Until one year ago (just as the saga of Kai’s Got Cancer: Year Three! began), I trudged off to the first day of eighth grade, and the tide had turned: Emily moved to town.
Already small, she’d skipped a grade so seemed even littler. Alone and new in Mendocino, easy prey to incessant bullying by jealous classmates for being a year younger but eons smarter, Emily resorted to lunch recess library hiding, too.
“Are you in trouble?” she asked, surveying my pile of books.
“No,” I said. “I’m poor.”
She didn’t care that I couldn’t invite her over, wasn’t embarrassed by my secondhand, ill-fitting pink sweatpants wardrobe. We took a collective breath, she grabbed my hand, and we left the library to brave the schoolyard.
“Nice pants!” mean girls screeched across the tetherball court. I tugged my shirt down over the pink sweats, moved to pull my other hand from Emily’s—she held tight.
School became a secretly welcome escape from the illness-laden dreariness of our house.
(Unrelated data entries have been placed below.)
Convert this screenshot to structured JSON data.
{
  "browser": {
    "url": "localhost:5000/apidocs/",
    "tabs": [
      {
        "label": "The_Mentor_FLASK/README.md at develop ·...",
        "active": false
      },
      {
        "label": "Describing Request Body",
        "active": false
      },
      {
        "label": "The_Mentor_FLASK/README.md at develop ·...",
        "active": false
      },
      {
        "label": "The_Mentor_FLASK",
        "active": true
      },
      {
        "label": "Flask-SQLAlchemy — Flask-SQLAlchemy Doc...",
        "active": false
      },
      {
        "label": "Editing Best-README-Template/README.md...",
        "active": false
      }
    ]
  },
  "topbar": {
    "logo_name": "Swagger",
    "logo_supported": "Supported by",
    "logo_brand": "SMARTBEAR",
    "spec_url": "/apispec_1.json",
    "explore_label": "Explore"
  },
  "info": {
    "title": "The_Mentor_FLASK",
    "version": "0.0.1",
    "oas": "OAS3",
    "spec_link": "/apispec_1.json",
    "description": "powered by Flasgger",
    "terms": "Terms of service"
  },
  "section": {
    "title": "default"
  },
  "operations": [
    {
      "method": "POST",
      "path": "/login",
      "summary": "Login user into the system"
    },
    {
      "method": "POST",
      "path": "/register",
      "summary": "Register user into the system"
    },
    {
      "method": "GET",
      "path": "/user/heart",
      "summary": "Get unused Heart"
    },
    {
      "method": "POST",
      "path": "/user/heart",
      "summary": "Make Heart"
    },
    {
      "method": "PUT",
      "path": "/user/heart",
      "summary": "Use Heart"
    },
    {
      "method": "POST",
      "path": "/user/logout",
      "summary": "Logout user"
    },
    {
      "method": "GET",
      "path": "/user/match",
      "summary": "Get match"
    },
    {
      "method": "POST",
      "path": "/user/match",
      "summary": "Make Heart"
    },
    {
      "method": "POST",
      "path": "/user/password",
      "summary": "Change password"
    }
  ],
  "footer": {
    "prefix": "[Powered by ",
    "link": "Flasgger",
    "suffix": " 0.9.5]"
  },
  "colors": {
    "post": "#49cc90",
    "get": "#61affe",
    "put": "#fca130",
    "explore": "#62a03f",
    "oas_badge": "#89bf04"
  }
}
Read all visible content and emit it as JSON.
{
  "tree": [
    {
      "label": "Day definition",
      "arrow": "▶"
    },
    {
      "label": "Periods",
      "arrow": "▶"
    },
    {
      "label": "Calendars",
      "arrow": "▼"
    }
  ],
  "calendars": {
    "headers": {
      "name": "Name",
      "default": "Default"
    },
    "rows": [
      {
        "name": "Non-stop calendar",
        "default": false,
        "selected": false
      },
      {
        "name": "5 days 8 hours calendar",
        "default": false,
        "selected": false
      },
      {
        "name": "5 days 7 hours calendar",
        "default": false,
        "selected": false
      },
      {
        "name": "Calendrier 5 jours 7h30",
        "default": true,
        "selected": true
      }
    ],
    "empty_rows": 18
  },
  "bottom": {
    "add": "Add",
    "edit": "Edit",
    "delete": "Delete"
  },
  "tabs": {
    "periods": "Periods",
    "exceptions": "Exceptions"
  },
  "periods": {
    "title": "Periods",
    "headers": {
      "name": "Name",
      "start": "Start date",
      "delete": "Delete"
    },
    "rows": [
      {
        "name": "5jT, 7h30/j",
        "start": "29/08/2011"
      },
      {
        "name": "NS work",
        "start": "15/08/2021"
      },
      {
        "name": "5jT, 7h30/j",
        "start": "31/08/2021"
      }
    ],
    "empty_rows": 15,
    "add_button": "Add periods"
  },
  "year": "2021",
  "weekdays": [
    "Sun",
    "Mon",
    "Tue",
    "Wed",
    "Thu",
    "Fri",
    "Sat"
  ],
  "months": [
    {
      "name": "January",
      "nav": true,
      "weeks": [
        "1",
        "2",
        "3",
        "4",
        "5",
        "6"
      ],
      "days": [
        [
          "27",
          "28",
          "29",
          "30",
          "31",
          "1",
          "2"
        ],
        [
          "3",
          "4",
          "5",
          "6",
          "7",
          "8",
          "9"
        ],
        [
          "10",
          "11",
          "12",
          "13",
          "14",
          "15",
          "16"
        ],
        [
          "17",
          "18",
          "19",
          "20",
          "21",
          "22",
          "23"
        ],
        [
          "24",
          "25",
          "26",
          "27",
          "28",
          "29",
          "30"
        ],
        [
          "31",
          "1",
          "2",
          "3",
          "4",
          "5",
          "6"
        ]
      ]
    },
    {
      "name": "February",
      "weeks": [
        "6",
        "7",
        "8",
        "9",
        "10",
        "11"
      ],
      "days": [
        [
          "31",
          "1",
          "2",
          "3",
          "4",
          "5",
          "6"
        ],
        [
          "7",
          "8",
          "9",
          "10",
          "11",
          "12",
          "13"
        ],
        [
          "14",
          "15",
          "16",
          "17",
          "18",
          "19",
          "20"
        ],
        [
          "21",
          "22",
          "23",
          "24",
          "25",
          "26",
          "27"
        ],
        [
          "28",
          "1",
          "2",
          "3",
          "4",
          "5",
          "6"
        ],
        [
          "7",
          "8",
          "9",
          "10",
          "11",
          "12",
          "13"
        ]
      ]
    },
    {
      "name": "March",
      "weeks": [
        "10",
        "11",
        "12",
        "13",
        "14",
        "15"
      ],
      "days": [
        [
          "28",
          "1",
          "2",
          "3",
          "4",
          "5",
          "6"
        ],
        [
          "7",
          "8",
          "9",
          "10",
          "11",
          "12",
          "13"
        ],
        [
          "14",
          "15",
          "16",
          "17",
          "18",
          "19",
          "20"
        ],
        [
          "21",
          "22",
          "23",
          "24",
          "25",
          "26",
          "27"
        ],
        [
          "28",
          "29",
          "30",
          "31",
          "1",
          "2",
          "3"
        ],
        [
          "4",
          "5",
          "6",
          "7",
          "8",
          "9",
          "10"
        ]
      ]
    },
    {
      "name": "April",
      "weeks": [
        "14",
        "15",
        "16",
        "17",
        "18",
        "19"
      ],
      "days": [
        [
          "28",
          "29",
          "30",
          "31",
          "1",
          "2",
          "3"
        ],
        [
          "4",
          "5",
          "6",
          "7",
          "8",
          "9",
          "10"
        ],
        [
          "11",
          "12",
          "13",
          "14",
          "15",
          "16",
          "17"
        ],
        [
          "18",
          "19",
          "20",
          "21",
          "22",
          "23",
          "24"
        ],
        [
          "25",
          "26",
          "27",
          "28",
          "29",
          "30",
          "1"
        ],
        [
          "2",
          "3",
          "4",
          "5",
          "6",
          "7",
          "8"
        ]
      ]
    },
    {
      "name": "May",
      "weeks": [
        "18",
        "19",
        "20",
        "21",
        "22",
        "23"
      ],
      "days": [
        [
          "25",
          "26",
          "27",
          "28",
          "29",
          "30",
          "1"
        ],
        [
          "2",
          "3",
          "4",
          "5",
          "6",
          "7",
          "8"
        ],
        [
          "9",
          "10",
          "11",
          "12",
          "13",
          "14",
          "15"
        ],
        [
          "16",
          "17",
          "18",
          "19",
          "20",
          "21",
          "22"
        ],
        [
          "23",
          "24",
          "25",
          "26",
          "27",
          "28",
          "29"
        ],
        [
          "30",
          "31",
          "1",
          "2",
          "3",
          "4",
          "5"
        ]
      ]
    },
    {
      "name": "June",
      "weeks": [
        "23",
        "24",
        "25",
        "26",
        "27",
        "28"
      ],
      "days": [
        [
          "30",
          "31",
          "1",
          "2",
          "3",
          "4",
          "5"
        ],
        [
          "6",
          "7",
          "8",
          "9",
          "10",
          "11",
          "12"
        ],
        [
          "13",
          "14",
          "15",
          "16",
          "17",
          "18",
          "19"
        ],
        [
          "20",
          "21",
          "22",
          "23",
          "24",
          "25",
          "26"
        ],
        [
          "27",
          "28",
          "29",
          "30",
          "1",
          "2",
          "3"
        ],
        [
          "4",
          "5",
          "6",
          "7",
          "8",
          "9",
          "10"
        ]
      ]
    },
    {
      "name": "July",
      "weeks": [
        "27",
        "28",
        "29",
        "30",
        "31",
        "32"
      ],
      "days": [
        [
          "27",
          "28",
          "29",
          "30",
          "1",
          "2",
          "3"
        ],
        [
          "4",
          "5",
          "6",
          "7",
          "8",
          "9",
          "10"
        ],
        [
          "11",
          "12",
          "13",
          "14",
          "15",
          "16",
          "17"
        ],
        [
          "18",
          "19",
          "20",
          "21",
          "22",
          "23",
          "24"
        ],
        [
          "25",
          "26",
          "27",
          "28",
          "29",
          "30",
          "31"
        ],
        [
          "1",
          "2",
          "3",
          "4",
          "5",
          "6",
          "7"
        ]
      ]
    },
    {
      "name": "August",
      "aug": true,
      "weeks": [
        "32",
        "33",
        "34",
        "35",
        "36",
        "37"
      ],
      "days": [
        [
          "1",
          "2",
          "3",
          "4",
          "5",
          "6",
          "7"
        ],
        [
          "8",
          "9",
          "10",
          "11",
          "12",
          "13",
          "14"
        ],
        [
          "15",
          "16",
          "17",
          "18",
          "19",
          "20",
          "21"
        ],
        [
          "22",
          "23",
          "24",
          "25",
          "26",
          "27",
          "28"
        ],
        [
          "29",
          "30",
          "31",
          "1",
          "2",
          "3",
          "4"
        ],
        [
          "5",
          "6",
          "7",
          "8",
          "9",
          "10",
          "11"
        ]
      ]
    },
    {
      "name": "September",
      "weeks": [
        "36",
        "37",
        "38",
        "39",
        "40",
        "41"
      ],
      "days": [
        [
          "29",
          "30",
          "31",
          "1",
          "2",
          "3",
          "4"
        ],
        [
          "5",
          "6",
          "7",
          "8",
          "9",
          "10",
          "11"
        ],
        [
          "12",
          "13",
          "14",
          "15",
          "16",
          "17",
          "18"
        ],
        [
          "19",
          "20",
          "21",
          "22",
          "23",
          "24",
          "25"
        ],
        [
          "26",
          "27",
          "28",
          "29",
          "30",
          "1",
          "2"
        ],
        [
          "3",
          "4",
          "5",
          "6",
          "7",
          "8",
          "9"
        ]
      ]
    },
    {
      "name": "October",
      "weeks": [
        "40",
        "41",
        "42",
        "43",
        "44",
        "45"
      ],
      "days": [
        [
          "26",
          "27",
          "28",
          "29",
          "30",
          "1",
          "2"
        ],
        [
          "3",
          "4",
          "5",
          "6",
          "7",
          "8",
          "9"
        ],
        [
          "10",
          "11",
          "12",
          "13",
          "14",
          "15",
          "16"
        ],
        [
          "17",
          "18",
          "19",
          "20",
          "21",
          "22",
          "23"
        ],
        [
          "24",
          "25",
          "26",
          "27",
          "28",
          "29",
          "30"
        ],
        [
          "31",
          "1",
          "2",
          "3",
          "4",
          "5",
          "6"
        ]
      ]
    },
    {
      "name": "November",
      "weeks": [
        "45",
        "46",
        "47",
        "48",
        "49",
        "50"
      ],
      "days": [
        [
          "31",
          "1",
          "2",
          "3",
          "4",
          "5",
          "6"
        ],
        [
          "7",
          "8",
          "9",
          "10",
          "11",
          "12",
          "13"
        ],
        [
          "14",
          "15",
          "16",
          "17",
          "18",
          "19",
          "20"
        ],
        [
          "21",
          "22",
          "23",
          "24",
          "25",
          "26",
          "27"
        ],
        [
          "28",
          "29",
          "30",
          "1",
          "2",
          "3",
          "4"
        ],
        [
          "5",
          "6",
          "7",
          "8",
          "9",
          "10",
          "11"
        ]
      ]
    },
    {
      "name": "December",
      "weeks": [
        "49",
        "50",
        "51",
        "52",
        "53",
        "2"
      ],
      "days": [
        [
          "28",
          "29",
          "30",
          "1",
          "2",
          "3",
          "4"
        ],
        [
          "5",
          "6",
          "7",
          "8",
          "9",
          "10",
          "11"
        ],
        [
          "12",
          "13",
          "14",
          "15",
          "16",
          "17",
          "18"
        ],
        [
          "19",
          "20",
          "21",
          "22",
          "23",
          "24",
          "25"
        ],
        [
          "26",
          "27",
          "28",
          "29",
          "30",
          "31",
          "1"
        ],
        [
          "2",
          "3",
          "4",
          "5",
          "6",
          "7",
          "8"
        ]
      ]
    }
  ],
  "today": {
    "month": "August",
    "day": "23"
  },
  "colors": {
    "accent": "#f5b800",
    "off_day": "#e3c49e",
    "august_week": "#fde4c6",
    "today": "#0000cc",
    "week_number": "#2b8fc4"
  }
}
Emily showed me tap-dance routines on the smooth cement of the playground; we read books in the stairwell, passed notes in class, and spent every recess sitting on the edge of the grassy soccer field watching crabs skitter in the tide pools below. I wished Kai could be there and was consumed with guilt for the relief I felt, for being happy in Emily’s company.
After a while I stopped resisting Emily’s daily invitations to come over to her house after school. Fear of Kai’s loneliness let me stay only an hour or two each day before I was back at her side, never a word to her about Emily, wet washcloth on Kai’s face, bucket near her mouth. But the gloom didn’t dampen me the same way now.
Emily never knew her dad, who had died before she was born, his whole family far away back East and not interested in her or her nomadic “hippie” mom who kept her own last name, and Emily used it, too, ditching what they referred to as the “very WASPy sounding Martin ” of her dad’s family. No siblings, no cousins, just each other. They moved all the time, and luckily for me had found their most recent stint in San Francisco too expensive. Their rented Mendocino cottage was small, but near enough to walk to school and it was cheerful and tidy and smelled like clean laundry.
Her mom worked as a dental assistant and was often there when we got home from school. Emily and I ate macaroni and did our homework and her mom called me sweetheart. “How is your sister doing, sweetheart? Are your parents okay?” I shrugged and gratefully accepted another cookie. Homemade.
I made up study hall excuses for where I was spending my after-school time. Emily and her mom never met Kai, but they sent me home with brownies for her, wrapped warm in paper towels. Wade and Meredith’s one brief meeting through rolled-down station wagon windows after a class field trip to the Fort Bragg tide pools was the extent of their contact with Emily or her mom, but they were glad for the free babysitting.
Six months ago, once more without warning, Kai’s health swiftly turned. The radiation and the pills gained traction at last; she climbed into a mystifying but definite remission. And almost immediately, maybe just because she could, she started running. Peppering her vocabulary with phrases like sub forty at the five, putting miles between herself and the sickness, daring it to try to keep up.